Less than a set of prevalent rules for who is one comes a pang in the gut, or a tinge in the air if you’re close enough, almost like an eclipse. A transitory state, not meant to last or be lived in. It’s rousing, can be catching, stirring up a strange tribalism. You know it when you see it — a dark horse.
Benjamin Disraeli, a former British Prime Minister, invented the term in one of his early novels. A story about the aristocracy, and one he’d go on to regret writing, Disraeli’s protagonist watches as “a dark horse which had never been thought of, and which the careless St. James had never even observed in the list, rushed past the grandstand in sweeping triumph.”
The two fields we know dark horses best in now, coincidentally I think despite Disraeli, are sports and politics. Both also share the lore and love of an underdog. A dark horse differs because the shot is less far-flung, there’s possibility and skill coursing through the candidate but they haven’t yet stepped into the full bore of their power. They still have their edge but they’ve learned control, not everything is a fight or flat out flight but — and this is crucial — they’re still bound to the spirit of the crowd.
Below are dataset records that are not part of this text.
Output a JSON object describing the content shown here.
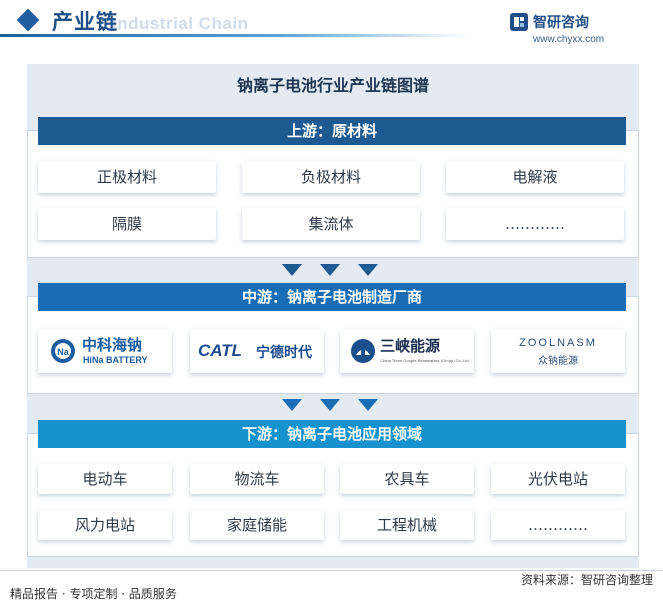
{
  "header": {
    "title": "产业链",
    "subtitle": "Industrial Chain"
  },
  "logo": {
    "name": "智研咨询",
    "url": "www.chyxx.com"
  },
  "diagram": {
    "title": "钠离子电池行业产业链图谱",
    "upstream": {
      "label": "上游：原材料",
      "items": [
        "正极材料",
        "负极材料",
        "电解液",
        "隔膜",
        "集流体",
        "…………"
      ]
    },
    "midstream": {
      "label": "中游：钠离子电池制造厂商",
      "companies": [
        {
          "name": "中科海钠",
          "sub": "HiNa BATTERY"
        },
        {
          "name": "CATL",
          "sub": "宁德时代"
        },
        {
          "name": "三峡能源",
          "sub": "China Three Gorges Renewables (Group) Co.,Ltd."
        },
        {
          "name": "ZOOLNASM",
          "sub": "众钠能源"
        }
      ]
    },
    "downstream": {
      "label": "下游：钠离子电池应用领域",
      "items": [
        "电动车",
        "物流车",
        "农具车",
        "光伏电站",
        "风力电站",
        "家庭储能",
        "工程机械",
        "…………"
      ]
    }
  },
  "footer": {
    "left": "精品报告 · 专项定制 · 品质服务",
    "right": "资料来源：智研咨询整理"
  },
  "colors": {
    "upstream_bar": "#1d5a91",
    "midstream_bar": "#1a6db4",
    "downstream_bar": "#1891cf",
    "panel_bg": "#e3eaf2"
  }
}
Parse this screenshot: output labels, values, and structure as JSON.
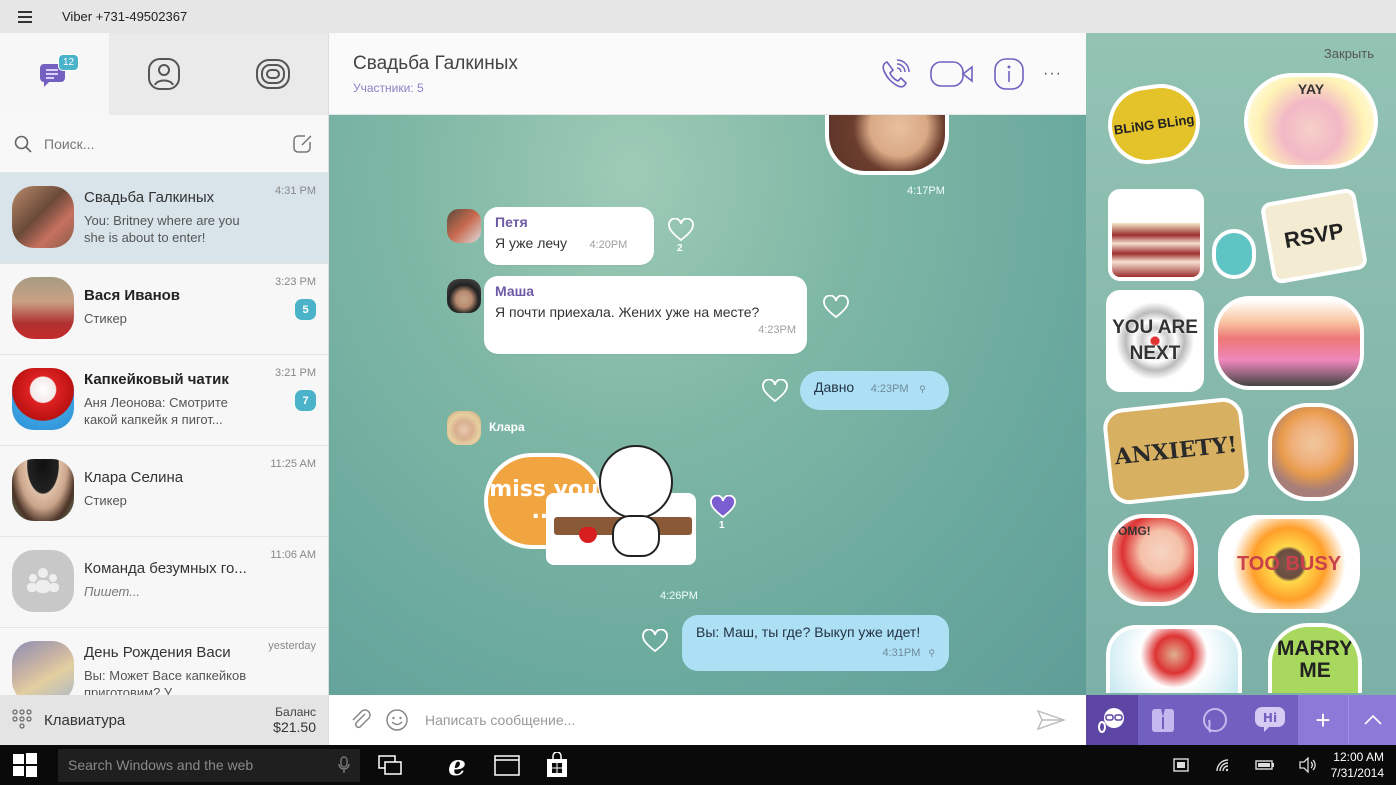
{
  "window": {
    "title": "Viber +731-49502367"
  },
  "left": {
    "tabs": [
      {
        "name": "chats",
        "icon": "chat-bubble-icon",
        "badge": "12"
      },
      {
        "name": "contacts",
        "icon": "contact-icon",
        "badge": ""
      },
      {
        "name": "public",
        "icon": "public-chats-icon",
        "badge": "*"
      }
    ],
    "search_placeholder": "Поиск...",
    "chats": [
      {
        "name": "Свадьба Галкиных",
        "preview": "You: Britney where are you she is about to enter!",
        "time": "4:31 PM",
        "unread": "",
        "bold": false,
        "active": true,
        "italic": false
      },
      {
        "name": "Вася Иванов",
        "preview": "Стикер",
        "time": "3:23 PM",
        "unread": "5",
        "bold": true,
        "active": false,
        "italic": false
      },
      {
        "name": "Капкейковый чатик",
        "preview": "Аня Леонова: Смотрите какой капкейк я пигот...",
        "time": "3:21 PM",
        "unread": "7",
        "bold": true,
        "active": false,
        "italic": false
      },
      {
        "name": "Клара Селина",
        "preview": "Стикер",
        "time": "11:25 AM",
        "unread": "",
        "bold": false,
        "active": false,
        "italic": false
      },
      {
        "name": "Команда безумных го...",
        "preview": "Пишет...",
        "time": "11:06 AM",
        "unread": "",
        "bold": false,
        "active": false,
        "italic": true
      },
      {
        "name": "День Рождения Васи",
        "preview": "Вы: Может Васе капкейков приготовим? У",
        "time": "yesterday",
        "unread": "",
        "bold": false,
        "active": false,
        "italic": false
      }
    ],
    "keypad_label": "Клавиатура",
    "balance_label": "Баланс",
    "balance_value": "$21.50"
  },
  "conversation": {
    "title": "Свадьба Галкиных",
    "subtitle": "Участники: 5",
    "messages": [
      {
        "type": "sticker-out",
        "sticker": "pug",
        "time": "4:17PM"
      },
      {
        "type": "text-in",
        "sender": "Петя",
        "text": "Я уже лечу",
        "time": "4:20PM",
        "likes": "2"
      },
      {
        "type": "text-in",
        "sender": "Маша",
        "text": "Я почти приехала. Жених уже на месте?",
        "time": "4:23PM",
        "likes": ""
      },
      {
        "type": "text-out",
        "text": "Давно",
        "time": "4:23PM",
        "likes": ""
      },
      {
        "type": "sticker-in",
        "sender": "Клара",
        "sticker": "miss you",
        "sticker_text": "miss you ...",
        "time": "4:26PM",
        "likes": "1"
      },
      {
        "type": "text-out",
        "text": "Вы: Маш, ты где? Выкуп уже идет!",
        "time": "4:31PM",
        "likes": ""
      }
    ],
    "composer_placeholder": "Написать сообщение..."
  },
  "stickers": {
    "close_label": "Закрыть",
    "items": [
      {
        "name": "bling",
        "text": "BLiNG BLing"
      },
      {
        "name": "yay",
        "text": "YAY"
      },
      {
        "name": "cake-couple",
        "text": ""
      },
      {
        "name": "money-bag",
        "text": ""
      },
      {
        "name": "rsvp",
        "text": "RSVP"
      },
      {
        "name": "you-are-next",
        "text": "YOU ARE NEXT"
      },
      {
        "name": "party-girls",
        "text": ""
      },
      {
        "name": "anxiety",
        "text": "ANXIETY!"
      },
      {
        "name": "nervous-guy",
        "text": ""
      },
      {
        "name": "omg",
        "text": "OMG!"
      },
      {
        "name": "too-busy",
        "text": "TOO BUSY"
      },
      {
        "name": "bike-couple",
        "text": ""
      },
      {
        "name": "marry-me",
        "text": "MARRY ME"
      }
    ],
    "packs": [
      "geek-pack",
      "suit-pack",
      "elephant-pack",
      "hi-pack"
    ],
    "add_label": "+"
  },
  "taskbar": {
    "search_placeholder": "Search Windows and the web",
    "time": "12:00 AM",
    "date": "7/31/2014"
  },
  "colors": {
    "accent": "#7360c0",
    "badge": "#4ab3c9",
    "outgoing_bubble": "#aee0f5",
    "sticker_bar": "#6d55b5"
  }
}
We love the allure of a dark horse because with them comes the potential of knocking off the best.
The NBA is nothing if not cyclical and one thing we can’t bear is pretension to our champions. Today’s dark horse is tomorrow’s show pony and when that turn happens — season to season, sometimes within a season — we look for the next prospect.
It can be tough enough to keep up with when succession is linear, one team rising and blowing by the favourite. The current collision of league parity with whatever pileup is happening in the East, to a lesser degree the West, where any position past third in the standings is basically fourth, has made for a field of convincing runners.
What happens when they all pull into the stretch of this season in a wide, proud line? Do we have the heart to sustain them all?